Dermoscopy Dots and Globules
Dots are formed when pigment or cells occur in clumps. Nevi change with age. Junction nevi are found in childhood and early adolescence. They consist of uniform groups of benign pigment cells. These tiny groups of cells are located in the lower epidermis and upper dermis. These nests of cells appear as small uniform dark dots when viewed from above. Junction nevi evolve into compound nevi as cells clump together and drop into the dermis. The nests are usually larger but still remain uniform in size. Larger nests or groups of pigmented cells in the dermis form large dots called globules.
Both dots and globules may occur in benign and malignant melanocytic lesions. In benign lesions they are regular in size and shape and evenly distributed. In melanomas they tend to vary in size and shape and are frequently found in the periphery of lesions.

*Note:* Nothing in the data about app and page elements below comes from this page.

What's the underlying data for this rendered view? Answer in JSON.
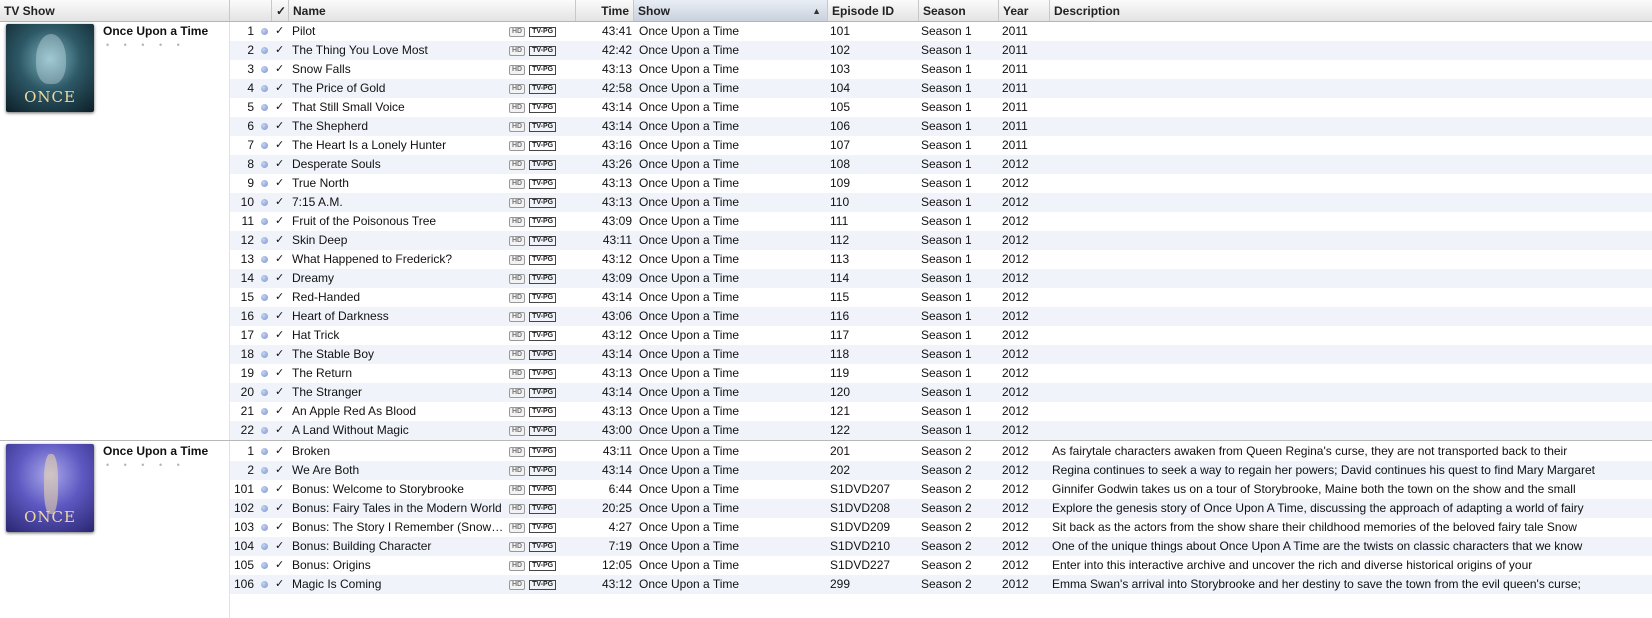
{
  "columns": {
    "tv_show": "TV Show",
    "check": "✓",
    "name": "Name",
    "time": "Time",
    "show": "Show",
    "episode_id": "Episode ID",
    "season": "Season",
    "year": "Year",
    "description": "Description"
  },
  "sort": {
    "column": "Show",
    "direction": "ascending",
    "icon": "sort-ascending-icon"
  },
  "groups": [
    {
      "title": "Once Upon a Time",
      "rating_dots": "• • • • •",
      "artwork_text": "ONCE",
      "rows": [
        {
          "num": "1",
          "name": "Pilot",
          "hd": "HD",
          "rating": "TV-PG",
          "time": "43:41",
          "show": "Once Upon a Time",
          "episode_id": "101",
          "season": "Season 1",
          "year": "2011",
          "description": ""
        },
        {
          "num": "2",
          "name": "The Thing You Love Most",
          "hd": "HD",
          "rating": "TV-PG",
          "time": "42:42",
          "show": "Once Upon a Time",
          "episode_id": "102",
          "season": "Season 1",
          "year": "2011",
          "description": ""
        },
        {
          "num": "3",
          "name": "Snow Falls",
          "hd": "HD",
          "rating": "TV-PG",
          "time": "43:13",
          "show": "Once Upon a Time",
          "episode_id": "103",
          "season": "Season 1",
          "year": "2011",
          "description": ""
        },
        {
          "num": "4",
          "name": "The Price of Gold",
          "hd": "HD",
          "rating": "TV-PG",
          "time": "42:58",
          "show": "Once Upon a Time",
          "episode_id": "104",
          "season": "Season 1",
          "year": "2011",
          "description": ""
        },
        {
          "num": "5",
          "name": "That Still Small Voice",
          "hd": "HD",
          "rating": "TV-PG",
          "time": "43:14",
          "show": "Once Upon a Time",
          "episode_id": "105",
          "season": "Season 1",
          "year": "2011",
          "description": ""
        },
        {
          "num": "6",
          "name": "The Shepherd",
          "hd": "HD",
          "rating": "TV-PG",
          "time": "43:14",
          "show": "Once Upon a Time",
          "episode_id": "106",
          "season": "Season 1",
          "year": "2011",
          "description": ""
        },
        {
          "num": "7",
          "name": "The Heart Is a Lonely Hunter",
          "hd": "HD",
          "rating": "TV-PG",
          "time": "43:16",
          "show": "Once Upon a Time",
          "episode_id": "107",
          "season": "Season 1",
          "year": "2011",
          "description": ""
        },
        {
          "num": "8",
          "name": "Desperate Souls",
          "hd": "HD",
          "rating": "TV-PG",
          "time": "43:26",
          "show": "Once Upon a Time",
          "episode_id": "108",
          "season": "Season 1",
          "year": "2012",
          "description": ""
        },
        {
          "num": "9",
          "name": "True North",
          "hd": "HD",
          "rating": "TV-PG",
          "time": "43:13",
          "show": "Once Upon a Time",
          "episode_id": "109",
          "season": "Season 1",
          "year": "2012",
          "description": ""
        },
        {
          "num": "10",
          "name": "7:15 A.M.",
          "hd": "HD",
          "rating": "TV-PG",
          "time": "43:13",
          "show": "Once Upon a Time",
          "episode_id": "110",
          "season": "Season 1",
          "year": "2012",
          "description": ""
        },
        {
          "num": "11",
          "name": "Fruit of the Poisonous Tree",
          "hd": "HD",
          "rating": "TV-PG",
          "time": "43:09",
          "show": "Once Upon a Time",
          "episode_id": "111",
          "season": "Season 1",
          "year": "2012",
          "description": ""
        },
        {
          "num": "12",
          "name": "Skin Deep",
          "hd": "HD",
          "rating": "TV-PG",
          "time": "43:11",
          "show": "Once Upon a Time",
          "episode_id": "112",
          "season": "Season 1",
          "year": "2012",
          "description": ""
        },
        {
          "num": "13",
          "name": "What Happened to Frederick?",
          "hd": "HD",
          "rating": "TV-PG",
          "time": "43:12",
          "show": "Once Upon a Time",
          "episode_id": "113",
          "season": "Season 1",
          "year": "2012",
          "description": ""
        },
        {
          "num": "14",
          "name": "Dreamy",
          "hd": "HD",
          "rating": "TV-PG",
          "time": "43:09",
          "show": "Once Upon a Time",
          "episode_id": "114",
          "season": "Season 1",
          "year": "2012",
          "description": ""
        },
        {
          "num": "15",
          "name": "Red-Handed",
          "hd": "HD",
          "rating": "TV-PG",
          "time": "43:14",
          "show": "Once Upon a Time",
          "episode_id": "115",
          "season": "Season 1",
          "year": "2012",
          "description": ""
        },
        {
          "num": "16",
          "name": "Heart of Darkness",
          "hd": "HD",
          "rating": "TV-PG",
          "time": "43:06",
          "show": "Once Upon a Time",
          "episode_id": "116",
          "season": "Season 1",
          "year": "2012",
          "description": ""
        },
        {
          "num": "17",
          "name": "Hat Trick",
          "hd": "HD",
          "rating": "TV-PG",
          "time": "43:12",
          "show": "Once Upon a Time",
          "episode_id": "117",
          "season": "Season 1",
          "year": "2012",
          "description": ""
        },
        {
          "num": "18",
          "name": "The Stable Boy",
          "hd": "HD",
          "rating": "TV-PG",
          "time": "43:14",
          "show": "Once Upon a Time",
          "episode_id": "118",
          "season": "Season 1",
          "year": "2012",
          "description": ""
        },
        {
          "num": "19",
          "name": "The Return",
          "hd": "HD",
          "rating": "TV-PG",
          "time": "43:13",
          "show": "Once Upon a Time",
          "episode_id": "119",
          "season": "Season 1",
          "year": "2012",
          "description": ""
        },
        {
          "num": "20",
          "name": "The Stranger",
          "hd": "HD",
          "rating": "TV-PG",
          "time": "43:14",
          "show": "Once Upon a Time",
          "episode_id": "120",
          "season": "Season 1",
          "year": "2012",
          "description": ""
        },
        {
          "num": "21",
          "name": "An Apple Red As Blood",
          "hd": "HD",
          "rating": "TV-PG",
          "time": "43:13",
          "show": "Once Upon a Time",
          "episode_id": "121",
          "season": "Season 1",
          "year": "2012",
          "description": ""
        },
        {
          "num": "22",
          "name": "A Land Without Magic",
          "hd": "HD",
          "rating": "TV-PG",
          "time": "43:00",
          "show": "Once Upon a Time",
          "episode_id": "122",
          "season": "Season 1",
          "year": "2012",
          "description": ""
        }
      ]
    },
    {
      "title": "Once Upon a Time",
      "rating_dots": "• • • • •",
      "artwork_text": "ONCE",
      "rows": [
        {
          "num": "1",
          "name": "Broken",
          "hd": "HD",
          "rating": "TV-PG",
          "time": "43:11",
          "show": "Once Upon a Time",
          "episode_id": "201",
          "season": "Season 2",
          "year": "2012",
          "description": "As fairytale characters awaken from Queen Regina's curse, they are not transported back to their"
        },
        {
          "num": "2",
          "name": "We Are Both",
          "hd": "HD",
          "rating": "TV-PG",
          "time": "43:14",
          "show": "Once Upon a Time",
          "episode_id": "202",
          "season": "Season 2",
          "year": "2012",
          "description": "Regina continues to seek a way to regain her powers; David continues his quest to find Mary Margaret"
        },
        {
          "num": "101",
          "name": "Bonus: Welcome to Storybrooke",
          "hd": "HD",
          "rating": "TV-PG",
          "time": "6:44",
          "show": "Once Upon a Time",
          "episode_id": "S1DVD207",
          "season": "Season 2",
          "year": "2012",
          "description": "Ginnifer Godwin takes us on a tour of Storybrooke, Maine both the town on the show and the small"
        },
        {
          "num": "102",
          "name": "Bonus: Fairy Tales in the Modern World",
          "hd": "HD",
          "rating": "TV-PG",
          "time": "20:25",
          "show": "Once Upon a Time",
          "episode_id": "S1DVD208",
          "season": "Season 2",
          "year": "2012",
          "description": "Explore the genesis story of Once Upon A Time, discussing the approach of adapting a world of fairy"
        },
        {
          "num": "103",
          "name": "Bonus: The Story I Remember (Snow…",
          "hd": "HD",
          "rating": "TV-PG",
          "time": "4:27",
          "show": "Once Upon a Time",
          "episode_id": "S1DVD209",
          "season": "Season 2",
          "year": "2012",
          "description": "Sit back as the actors from the show share their childhood memories of the beloved fairy tale Snow"
        },
        {
          "num": "104",
          "name": "Bonus: Building Character",
          "hd": "HD",
          "rating": "TV-PG",
          "time": "7:19",
          "show": "Once Upon a Time",
          "episode_id": "S1DVD210",
          "season": "Season 2",
          "year": "2012",
          "description": "One of the unique things about Once Upon A Time are the twists on classic characters that we know"
        },
        {
          "num": "105",
          "name": "Bonus: Origins",
          "hd": "HD",
          "rating": "TV-PG",
          "time": "12:05",
          "show": "Once Upon a Time",
          "episode_id": "S1DVD227",
          "season": "Season 2",
          "year": "2012",
          "description": "Enter into this interactive archive and uncover the rich and diverse historical origins of your"
        },
        {
          "num": "106",
          "name": "Magic Is Coming",
          "hd": "HD",
          "rating": "TV-PG",
          "time": "43:12",
          "show": "Once Upon a Time",
          "episode_id": "299",
          "season": "Season 2",
          "year": "2012",
          "description": "Emma Swan's arrival into Storybrooke and her destiny to save the town from the evil queen's curse;"
        }
      ]
    }
  ]
}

Melanin pigment in the upper epidermis and stratum corneum is usually black. Pigment found in the upper epidermis is suspicious for melanoma. Melanin appears brown when it accumulates at the dermoepidermal junction. Gray-blue granules (peppering) are caused by tiny melanin structures in the papillary dermis. Gray-blue or blue granules are due to loose melanin and fine melanin particles or melanin dust in melanophages or free in the deep papillary or reticular dermis. Melanin found deep in the dermis in blue nevi and melanoma appears blue.